Suggestions appear as native Google Docs suggestions, which the doc owner can accept or reject with one click.
Open the doc. Comments sit in the margin like a colleague's review. Click "accept" to apply the rewrite, or reply to push back.
For agents that produce work for a person to do later (meeting action items, lead followups, reorder requests), the draft becomes a task assigned to the right person with all context attached.
The agent calls the task system's API (ClickUp create_task, Asana POST /tasks, Linear issueCreate) with the title, owner, due date, and a description that includes the source.
You can also use this pattern for CRM updates: the agent writes a "next action" field on a deal record rather than creating a separate task.
The task appears in your normal task list. You see it during your morning planning, do it, mark it done. No new place to check.
Match the destination to the kind of decision the agent is making and how often it happens. The single most common mistake is putting high-volume work in a Slack channel, where it drowns.
| Destination | Best for | Volume tolerance | Setup difficulty |
|---|---|---|---|
| Gmail / Outlook draft | Outbound emails: AR chasing, follow-ups, replies | Low to medium (under 50/day) | Easy |
| Helpdesk draft reply | Support tickets | High (built for it) | Medium |
| Slack channel + buttons | Alerts, single decisions, urgent stuff | Low (under 20/day or it gets noisy) | Easy |
| Approval queue (Airtable etc.) | High-volume routine decisions | High (hundreds/day) | Medium |
| Doc / Notion comment | Reviewing written content | Medium | Medium |
| Task / CRM field | Work that becomes someone's next action | High | Easy |
If you've never built one of these, here's the path of least resistance.
Create a channel called #agent-review.

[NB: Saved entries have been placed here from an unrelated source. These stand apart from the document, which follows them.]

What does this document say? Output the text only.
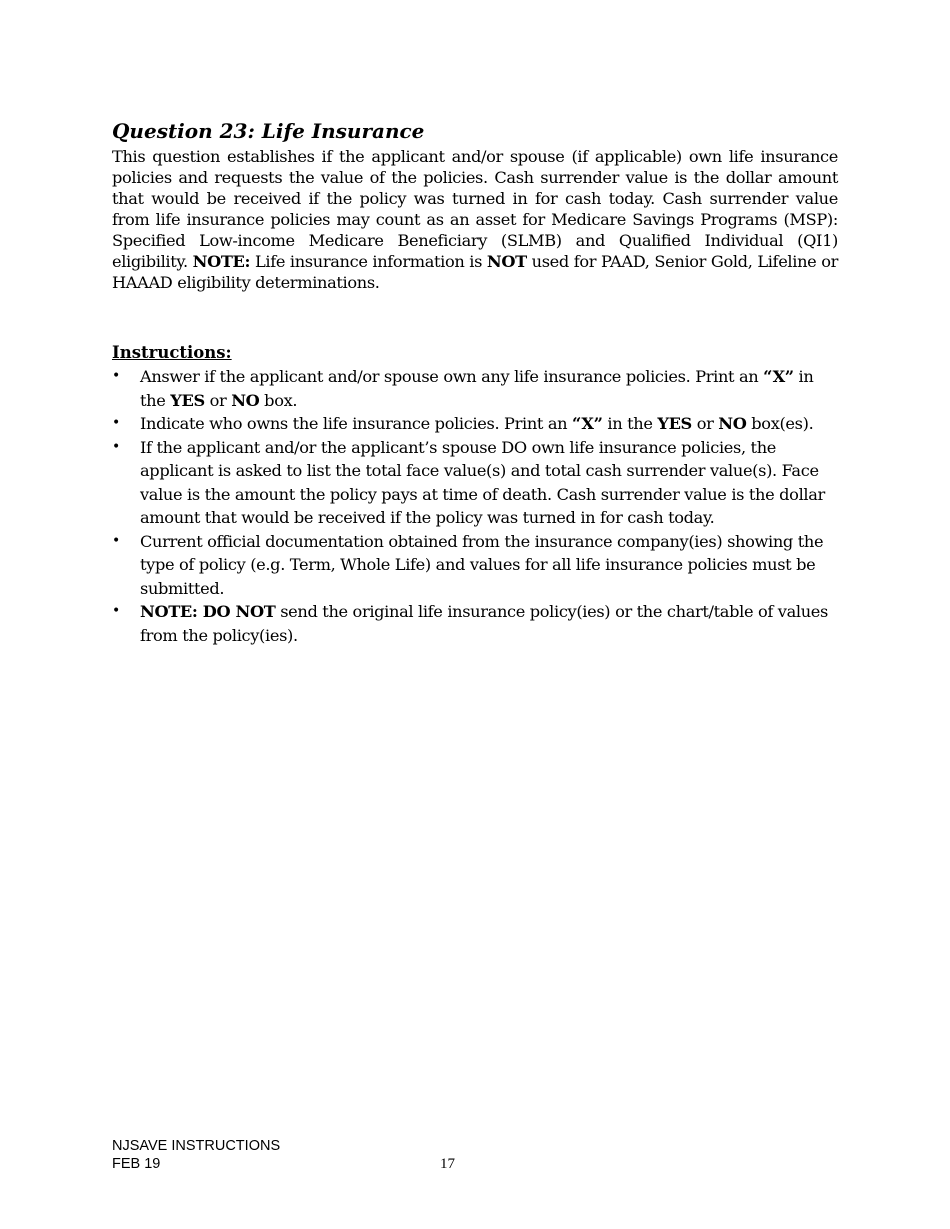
Question 23: Life Insurance

This question establishes if the applicant and/or spouse (if applicable) own life insurance policies and requests the value of the policies. Cash surrender value is the dollar amount that would be received if the policy was turned in for cash today. Cash surrender value from life insurance policies may count as an asset for Medicare Savings Programs (MSP): Specified Low-income Medicare Beneficiary (SLMB) and Qualified Individual (QI1) eligibility. NOTE: Life insurance information is NOT used for PAAD, Senior Gold, Lifeline or HAAAD eligibility determinations.

Instructions:
• Answer if the applicant and/or spouse own any life insurance policies. Print an “X” in the YES or NO box.
• Indicate who owns the life insurance policies. Print an “X” in the YES or NO box(es).
• If the applicant and/or the applicant’s spouse DO own life insurance policies, the applicant is asked to list the total face value(s) and total cash surrender value(s). Face value is the amount the policy pays at time of death. Cash surrender value is the dollar amount that would be received if the policy was turned in for cash today.
• Current official documentation obtained from the insurance company(ies) showing the type of policy (e.g. Term, Whole Life) and values for all life insurance policies must be submitted.
• NOTE: DO NOT send the original life insurance policy(ies) or the chart/table of values from the policy(ies).
NJSAVE INSTRUCTIONS
FEB 19	17
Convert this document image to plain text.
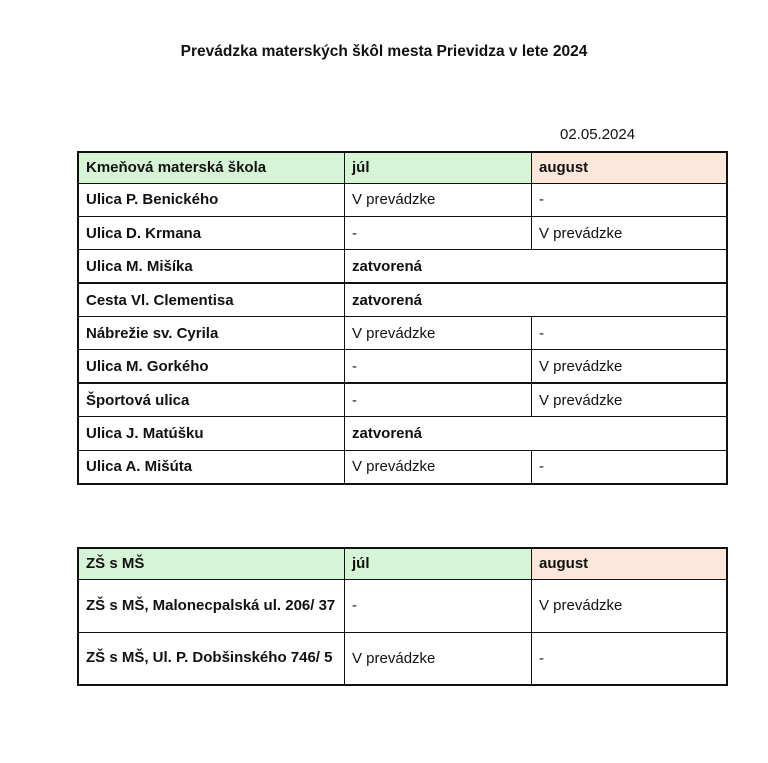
Prevádzka materských škôl mesta Prievidza v lete 2024
02.05.2024
Kmeňová materská škola	júl	august
Ulica P. Benického	V prevádzke	-
Ulica D. Krmana	-	V prevádzke
Ulica M. Mišíka	zatvorená	
Cesta Vl. Clementisa	zatvorená	
Nábrežie sv. Cyrila	V prevádzke	-
Ulica M. Gorkého	-	V prevádzke
Športová ulica	-	V prevádzke
Ulica J. Matúšku	zatvorená	
Ulica A. Mišúta	V prevádzke	-
ZŠ s MŠ	júl	august
ZŠ s MŠ, Malonecpalská ul. 206/ 37	-	V prevádzke
ZŠ s MŠ, Ul. P. Dobšinského 746/ 5	V prevádzke	-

Have your first agent post drafts there with two buttons: approve and skip. That's it. You'll have it running in a day. When approve is tapped, the agent goes and does the thing (sends the email, creates the task, updates the record).
Live with this for two weeks. You'll learn three things: which decisions you always approve (those can later be automatic), which the agent gets wrong (the prompt needs work), and how many items per day is the right volume.
Once you know the volume, pick a more permanent home: helpdesk for support, an approval queue for high-volume routine work, Gmail drafts for outbound emails. The Slack channel stays as the "anything new" home for any future agent's first month.